Cool. This is like really bad sketch comedy.

Two weeks ago I heard twice in a day “I am a mathematician who happens to work in the Statistics Department”. This is often used to avoid being asked about details of the context, because “they are too theoretical” for trying to understand what they are supposedly modeling. On the other hand, they do not present their “theoretical work” in theoretical conferences because most of the time there is no real theoretical contribution.

[…] Andrew Gelman wrote a simple response, which is that I am hanging around with the wrong people. There is some truth. The last time I had the “n–>00″ argument was with a visitor. Indiana has hired some exceptional applied statisticians, like Stanley Wasserman. The program has also hired people with non-statistics PhDs, like sociology and economics. I have consulted with these folks and it is easier to get concrete guidance on statistical practice. […]

[…] me this has some parallels to a recent post about a theoretical statistician whose work is useless in practice. I am as aware of the problems […]

The fact is that this is a very common stereotype, though statisticians may be less aware of it than everyone else because politeness prevents people from saying it to their face. The origin is easy to explain: at many institutions, the primary thing taught to stats undergrads is a bunch of recipes along with the caveat that they only apply to sufficiently large data sets. They also get taught (either deliberately or as an unintended side-effect of the curriculum) that the most important criterion for an estimator is its asymptotic behaviour. Concepts like unbiasedness are over-emphasised, while small-sample behaviour is not investigated even empirically. They study proofs of asymptotic properties even in contexts where the data sets are never large enough for asymptotics to apply.
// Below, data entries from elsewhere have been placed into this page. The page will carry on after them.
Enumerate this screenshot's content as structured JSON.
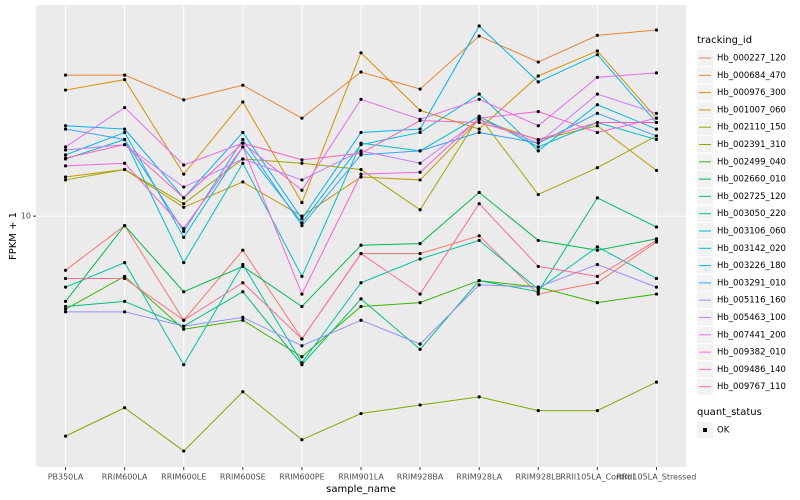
{
  "chart_data": {
    "type": "line",
    "x_label": "sample_name",
    "y_label": "FPKM + 1",
    "categories": [
      "PB350LA",
      "RRIM600LA",
      "RRIM600LE",
      "RRIM600SE",
      "RRIM600PE",
      "RRIM901LA",
      "RRIM928BA",
      "RRIM928LA",
      "RRIM928LB",
      "RRII105LA_Control",
      "RRII105LA_Stressed"
    ],
    "log_scale": true,
    "ylim": [
      1.46,
      50.5
    ],
    "yticks": [
      10
    ],
    "grid": true,
    "legend_title": "tracking_id",
    "legend_position": "right",
    "legend2_title": "quant_status",
    "legend2_labels": [
      "OK"
    ],
    "point_color": "#000000",
    "series": [
      {
        "name": "Hb_000227_120",
        "color": "#F8766D",
        "values": [
          6.6,
          9.3,
          4.5,
          7.7,
          3.9,
          7.5,
          7.5,
          8.6,
          5.5,
          6.0,
          8.2
        ]
      },
      {
        "name": "Hb_000684_470",
        "color": "#EA8331",
        "values": [
          29.5,
          29.5,
          24.4,
          27.3,
          21.2,
          30.2,
          26.5,
          39.8,
          32.6,
          40.0,
          41.7
        ]
      },
      {
        "name": "Hb_000976_300",
        "color": "#D89000",
        "values": [
          26.3,
          28.5,
          13.8,
          24.0,
          11.1,
          35.0,
          22.5,
          19.5,
          29.3,
          35.5,
          21.2
        ]
      },
      {
        "name": "Hb_001007_060",
        "color": "#C09B00",
        "values": [
          13.5,
          14.3,
          10.7,
          13.0,
          10.0,
          13.5,
          13.2,
          21.0,
          17.9,
          20.0,
          14.2
        ]
      },
      {
        "name": "Hb_002110_150",
        "color": "#A3A500",
        "values": [
          13.2,
          14.3,
          11.0,
          15.5,
          15.0,
          14.3,
          10.5,
          21.5,
          11.8,
          14.5,
          18.5
        ]
      },
      {
        "name": "Hb_002391_310",
        "color": "#7CAE00",
        "values": [
          1.85,
          2.3,
          1.65,
          2.6,
          1.8,
          2.2,
          2.35,
          2.5,
          2.25,
          2.25,
          2.8
        ]
      },
      {
        "name": "Hb_002499_040",
        "color": "#39B600",
        "values": [
          4.9,
          6.3,
          4.2,
          4.5,
          3.4,
          5.0,
          5.15,
          6.1,
          5.8,
          5.15,
          5.5
        ]
      },
      {
        "name": "Hb_002660_010",
        "color": "#00BB4E",
        "values": [
          5.2,
          9.3,
          5.6,
          6.8,
          5.0,
          8.0,
          8.1,
          12.0,
          8.3,
          7.7,
          8.4
        ]
      },
      {
        "name": "Hb_002725_120",
        "color": "#00BF7D",
        "values": [
          5.0,
          5.2,
          4.3,
          5.6,
          3.2,
          5.3,
          3.6,
          6.1,
          5.6,
          11.5,
          9.2
        ]
      },
      {
        "name": "Hb_003050_220",
        "color": "#00C1A3",
        "values": [
          5.8,
          7.0,
          3.2,
          6.9,
          3.25,
          6.0,
          7.2,
          8.3,
          5.7,
          7.9,
          6.2
        ]
      },
      {
        "name": "Hb_003106_060",
        "color": "#00BFC4",
        "values": [
          15.5,
          18.0,
          7.0,
          15.0,
          6.3,
          17.5,
          16.5,
          21.5,
          17.0,
          20.5,
          18.0
        ]
      },
      {
        "name": "Hb_003142_020",
        "color": "#00BAE0",
        "values": [
          16.0,
          19.0,
          8.5,
          17.0,
          9.5,
          17.3,
          19.0,
          25.5,
          16.5,
          23.5,
          19.5
        ]
      },
      {
        "name": "Hb_003226_180",
        "color": "#00B0F6",
        "values": [
          20.0,
          19.5,
          11.5,
          19.0,
          9.8,
          19.0,
          19.5,
          43.0,
          28.0,
          34.5,
          20.5
        ]
      },
      {
        "name": "Hb_003291_010",
        "color": "#35A2FF",
        "values": [
          19.5,
          18.0,
          8.9,
          18.0,
          9.3,
          16.0,
          16.5,
          19.0,
          17.5,
          22.0,
          18.5
        ]
      },
      {
        "name": "Hb_005116_160",
        "color": "#9590FF",
        "values": [
          4.8,
          4.8,
          4.3,
          4.6,
          3.7,
          4.5,
          3.75,
          5.9,
          5.8,
          6.9,
          5.8
        ]
      },
      {
        "name": "Hb_005463_100",
        "color": "#C77CFF",
        "values": [
          16.6,
          17.3,
          12.5,
          15.5,
          13.2,
          16.5,
          15.0,
          21.0,
          17.5,
          25.5,
          22.0
        ]
      },
      {
        "name": "Hb_007441_200",
        "color": "#E76BF3",
        "values": [
          17.0,
          23.0,
          14.8,
          17.5,
          12.2,
          24.5,
          21.0,
          24.5,
          20.0,
          29.0,
          30.0
        ]
      },
      {
        "name": "Hb_009382_010",
        "color": "#FA62DB",
        "values": [
          14.7,
          15.0,
          9.1,
          17.0,
          5.5,
          13.8,
          14.0,
          21.2,
          22.3,
          19.0,
          21.2
        ]
      },
      {
        "name": "Hb_009486_140",
        "color": "#FF62BC",
        "values": [
          15.6,
          17.3,
          11.5,
          17.5,
          15.4,
          16.2,
          20.8,
          20.5,
          18.0,
          20.5,
          20.5
        ]
      },
      {
        "name": "Hb_009767_110",
        "color": "#FF6C91",
        "values": [
          6.2,
          6.2,
          4.5,
          6.0,
          3.9,
          7.5,
          5.5,
          11.0,
          6.8,
          6.3,
          8.3
        ]
      }
    ]
  }
}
They grow up thinking that this is the essence of their discipline. Applied researchers quickly learn to avoid collaborating with statisticians who grow up in this mold, so they are never exposed to alternative approaches.

I wonder if it was a miscommunication where some statististician was talking about a limit as you repeat this trial of 100 observations lots of times (eg talking about confidence intervals) rather than 100–>infinity.